Nürnberger Bundesanstalt startet Virtuellen Arbeitsmarkt
„Arbeitsagentur“ kämpft noch mit Hindernissen

Die Latte hat sich Florian Gerster selbst hoch gelegt: 600 000 offene Stellen, so kündigte der Chef der Bundesanstalt für Arbeit (BA) im Frühjahr an, sollten auf seinem neuen Virtuellen Arbeitsmarkt (VAM) zu finden sein. Ausgestattet mit komfortablen Funktionalitäten soll die neue elektronische Plattform als „größter Stellenmarkt Europas“ Arbeitgeber und Stellensuchende jeder Qualifikation beschleunigt zusammenführen.

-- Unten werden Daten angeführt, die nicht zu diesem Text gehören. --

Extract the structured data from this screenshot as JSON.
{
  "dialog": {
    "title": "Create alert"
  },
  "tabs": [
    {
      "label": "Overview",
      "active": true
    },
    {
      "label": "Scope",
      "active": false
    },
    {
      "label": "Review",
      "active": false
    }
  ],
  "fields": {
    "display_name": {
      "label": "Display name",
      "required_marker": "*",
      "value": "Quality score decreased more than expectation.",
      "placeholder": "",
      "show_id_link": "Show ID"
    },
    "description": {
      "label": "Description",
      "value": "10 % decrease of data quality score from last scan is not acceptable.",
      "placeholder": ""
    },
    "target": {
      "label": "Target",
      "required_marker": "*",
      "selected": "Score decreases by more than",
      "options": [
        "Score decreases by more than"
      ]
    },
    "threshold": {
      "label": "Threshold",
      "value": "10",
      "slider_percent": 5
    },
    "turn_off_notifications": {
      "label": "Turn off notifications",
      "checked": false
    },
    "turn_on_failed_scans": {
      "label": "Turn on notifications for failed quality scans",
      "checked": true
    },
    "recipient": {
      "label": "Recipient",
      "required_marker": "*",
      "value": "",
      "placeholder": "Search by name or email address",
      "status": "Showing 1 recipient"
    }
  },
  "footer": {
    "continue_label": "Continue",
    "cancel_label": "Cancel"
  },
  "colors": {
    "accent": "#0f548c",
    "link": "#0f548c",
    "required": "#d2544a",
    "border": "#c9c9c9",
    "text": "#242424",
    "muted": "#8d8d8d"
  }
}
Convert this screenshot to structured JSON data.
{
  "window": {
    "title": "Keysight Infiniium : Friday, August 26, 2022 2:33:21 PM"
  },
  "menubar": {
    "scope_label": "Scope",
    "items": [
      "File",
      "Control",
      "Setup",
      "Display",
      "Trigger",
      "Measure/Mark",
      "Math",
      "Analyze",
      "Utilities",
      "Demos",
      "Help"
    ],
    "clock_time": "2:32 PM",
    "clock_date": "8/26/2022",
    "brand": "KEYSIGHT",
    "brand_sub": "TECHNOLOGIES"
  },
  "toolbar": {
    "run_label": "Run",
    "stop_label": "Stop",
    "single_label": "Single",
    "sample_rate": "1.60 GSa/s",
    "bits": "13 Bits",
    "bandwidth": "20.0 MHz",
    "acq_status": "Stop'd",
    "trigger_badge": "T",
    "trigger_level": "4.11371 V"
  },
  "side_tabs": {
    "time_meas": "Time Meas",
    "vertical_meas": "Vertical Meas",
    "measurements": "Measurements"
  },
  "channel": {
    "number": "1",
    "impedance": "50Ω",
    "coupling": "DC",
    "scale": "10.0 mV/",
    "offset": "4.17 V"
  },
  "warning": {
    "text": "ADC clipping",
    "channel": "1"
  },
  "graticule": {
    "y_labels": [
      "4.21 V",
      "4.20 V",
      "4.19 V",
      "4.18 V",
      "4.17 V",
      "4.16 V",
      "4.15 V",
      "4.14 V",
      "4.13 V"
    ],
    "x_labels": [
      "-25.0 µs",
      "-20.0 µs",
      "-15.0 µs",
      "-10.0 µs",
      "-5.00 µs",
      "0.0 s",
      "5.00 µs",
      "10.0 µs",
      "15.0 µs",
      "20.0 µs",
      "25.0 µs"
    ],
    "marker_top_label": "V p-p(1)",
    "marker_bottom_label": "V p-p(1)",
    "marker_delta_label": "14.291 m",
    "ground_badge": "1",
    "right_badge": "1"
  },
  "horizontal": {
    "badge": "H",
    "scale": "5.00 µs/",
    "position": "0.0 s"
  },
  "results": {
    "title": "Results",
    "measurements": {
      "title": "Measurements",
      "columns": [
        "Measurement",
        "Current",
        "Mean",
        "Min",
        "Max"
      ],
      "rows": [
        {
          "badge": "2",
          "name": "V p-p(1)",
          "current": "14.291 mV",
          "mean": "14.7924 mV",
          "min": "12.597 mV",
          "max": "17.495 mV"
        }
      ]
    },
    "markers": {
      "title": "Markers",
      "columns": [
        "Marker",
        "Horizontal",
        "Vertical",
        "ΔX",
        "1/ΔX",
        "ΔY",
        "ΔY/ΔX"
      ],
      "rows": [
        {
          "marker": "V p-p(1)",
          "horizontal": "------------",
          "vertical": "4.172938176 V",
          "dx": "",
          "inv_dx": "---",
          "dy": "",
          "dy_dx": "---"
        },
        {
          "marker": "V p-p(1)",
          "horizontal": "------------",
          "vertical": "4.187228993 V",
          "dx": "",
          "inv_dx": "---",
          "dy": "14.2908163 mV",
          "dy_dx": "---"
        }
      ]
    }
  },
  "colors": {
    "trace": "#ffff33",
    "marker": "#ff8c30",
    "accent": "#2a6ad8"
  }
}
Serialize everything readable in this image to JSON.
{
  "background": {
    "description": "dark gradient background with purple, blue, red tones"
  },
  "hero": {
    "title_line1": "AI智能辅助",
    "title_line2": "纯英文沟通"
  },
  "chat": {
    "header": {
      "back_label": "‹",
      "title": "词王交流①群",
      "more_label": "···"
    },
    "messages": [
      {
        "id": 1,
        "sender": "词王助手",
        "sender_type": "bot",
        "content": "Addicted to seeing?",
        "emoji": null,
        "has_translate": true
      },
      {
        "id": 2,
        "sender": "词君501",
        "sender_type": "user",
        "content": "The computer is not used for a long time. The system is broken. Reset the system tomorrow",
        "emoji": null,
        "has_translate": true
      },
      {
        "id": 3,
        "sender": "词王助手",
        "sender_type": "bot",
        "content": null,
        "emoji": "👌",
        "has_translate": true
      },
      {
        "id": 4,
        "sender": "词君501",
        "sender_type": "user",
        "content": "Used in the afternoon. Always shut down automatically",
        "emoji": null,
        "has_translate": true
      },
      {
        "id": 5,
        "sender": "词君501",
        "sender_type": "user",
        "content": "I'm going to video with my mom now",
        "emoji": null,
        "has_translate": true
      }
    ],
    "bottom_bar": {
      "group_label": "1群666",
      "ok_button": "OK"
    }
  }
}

DÜSSELDORF. Seit Montag ist das neue Angebot www.arbeitsagentur.de am Netz. Das Interesse war offenbar so groß, dass der Zentralcomputer zeitweilig wegen Überlastung versagte. Nicht zuletzt die jüngste Affäre um den Vertrag mit der Kommunikationsagentur WMP Eurocom dürfte der BA einige zusätzliche Aufmerksamkeit beschert haben – abgesehen davon, dass WMP ohnehin helfen sollte, das neue Projekt im Gedächtnis der Öffentlichkeit zu verankern.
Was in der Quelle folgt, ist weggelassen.